Ein Blick auf die politischen Parteien, die laut Umfrage bei der Sitzverteilung für das nächste Parlament führend sind, zeigt jedoch, dass sich diese Länder scheinbar unaufhaltsam in Richtung der radikalen Rechten bewegen.

Während die Mitte-Rechts-Parteien der Europäischen Volkspartei (EVP) in Deutschland und Luxemburg nach wie vor an der Spitze der Umfragen stehen, wird erwartet, dass die rechtsgerichteten Brüder Italiens ihr bestes Wahlergebnis aller Zeiten erzielen und von derzeit sieben auf 23 Parlamentssitze im Europaparlament zulegen werden.

Noch beeindruckender ist, dass drei Parteien, die der rechtsextremen parlamentarischen Gruppe Identität und Demokratie (ID) angehören, die Umfragen in Frankreich, den Niederlanden und Belgien anführen.

Scheitern in der Migrationsfrage

Insgesamt wird die Zahl der Europaabgeordneten, die mit rechtskonservativen oder rechtsextremen Parteien in diesen sechs Ländern verbunden sind, laut der Umfrage von 135 auf 153 steigen.

Dies würde bedeuten, dass bei einer Wahl des nächsten Europäischen Parlaments zur Zeit der Römischen Verträge eine rein rechtsgerichtete Koalition leicht fast die Hälfte aller gewählten Abgeordneten stellen könnte.

Während die Gründerväter Adenauer, Schuman und De Gasperi über den Erfolg einiger der schärfsten Gegner der europäischen Integration - wie Geert Wilders oder Marine Le Pen - entsetzt sein dürften, ruhen die Hoffnungen mancher EU-Befürworter auf einer Vernunftehe zwischen Konservativen und Mitte-Rechts-Parteien.

"Ich sehe Giorgia Meloni nicht als einen Katalysator für Putin, sondern als ein Hindernis für die extreme Rechte", sagte der Vizepräsident der Kommission und prominente EVP-Akteur Margaritis Schinas am vergangenen Dienstag gegenüber Euronews On Air.

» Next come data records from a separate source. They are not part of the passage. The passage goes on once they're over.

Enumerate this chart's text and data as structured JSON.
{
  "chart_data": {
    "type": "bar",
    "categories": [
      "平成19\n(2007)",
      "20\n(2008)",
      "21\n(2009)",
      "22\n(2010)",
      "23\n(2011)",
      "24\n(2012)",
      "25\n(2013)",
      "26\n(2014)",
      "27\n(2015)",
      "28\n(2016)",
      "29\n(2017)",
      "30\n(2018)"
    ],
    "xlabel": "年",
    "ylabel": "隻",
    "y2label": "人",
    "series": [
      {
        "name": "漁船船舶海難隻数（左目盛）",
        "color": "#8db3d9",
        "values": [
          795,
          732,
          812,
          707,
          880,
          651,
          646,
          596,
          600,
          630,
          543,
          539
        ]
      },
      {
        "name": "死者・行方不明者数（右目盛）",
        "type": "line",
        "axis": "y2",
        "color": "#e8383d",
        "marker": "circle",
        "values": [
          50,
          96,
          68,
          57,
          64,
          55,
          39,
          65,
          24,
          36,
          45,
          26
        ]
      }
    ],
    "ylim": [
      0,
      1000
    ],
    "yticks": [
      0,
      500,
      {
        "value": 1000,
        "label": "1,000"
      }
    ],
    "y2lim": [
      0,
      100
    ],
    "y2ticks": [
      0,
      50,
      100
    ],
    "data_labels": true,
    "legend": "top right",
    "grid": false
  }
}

Diese veränderte politische Landschaft scheint durch die Einwanderungsproblematik ausgelöst worden zu sein, denn eine große Anzahl der Befragten in Frankreich (62%), Deutschland (53%), den Niederlanden (50%), Italien (54%) und Belgien (48%) ist der Meinung, dass die EU einen negativen Einfluss auf die Migrationspolitik hat.

Die Niederlande und Deutschland führen die Liste der Länder an, die der Ansicht sind, dass die Bekämpfung der illegalen Einwanderung Priorität haben sollte (70% bzw. 65%), dicht gefolgt von Belgien, Frankreich und Italien (62%, 59% und 54%).

Die Gründungsväter Alcide De Gasperi (l.) und Konrad Adenauer (r.) vor Beginn der Sitzung des Schuman-Pools für Kohle und Stahl in Luxemburg, 8. September 1952.
Die Gründungsväter Alcide De Gasperi (l.) und Konrad Adenauer (r.) vor Beginn der Sitzung des Schuman-Pools für Kohle und Stahl in Luxemburg, 8. September 1952.EC - Audiovisual Service

Andere Gewinner und Verlierer

Laut der Euronews-Umfrage könnten die progressiven Fraktionen innerhalb der sechs Länder einen erheblichen Rückgang ihrer Repräsentanz erfahren.

Die grüne Fraktion wird voraussichtlich von 47 auf 32 Sitze und die liberale Renew von 47 auf 36 Sitze fallen. Dieser Rückgang wird größtenteils auf die wachsende Skepsis gegenüber den etablierten Parteien zurückgeführt, einschließlich der deutschen Grünen und der Renaissance-Bewegung des französischen Präsidenten Emmanuel Macron.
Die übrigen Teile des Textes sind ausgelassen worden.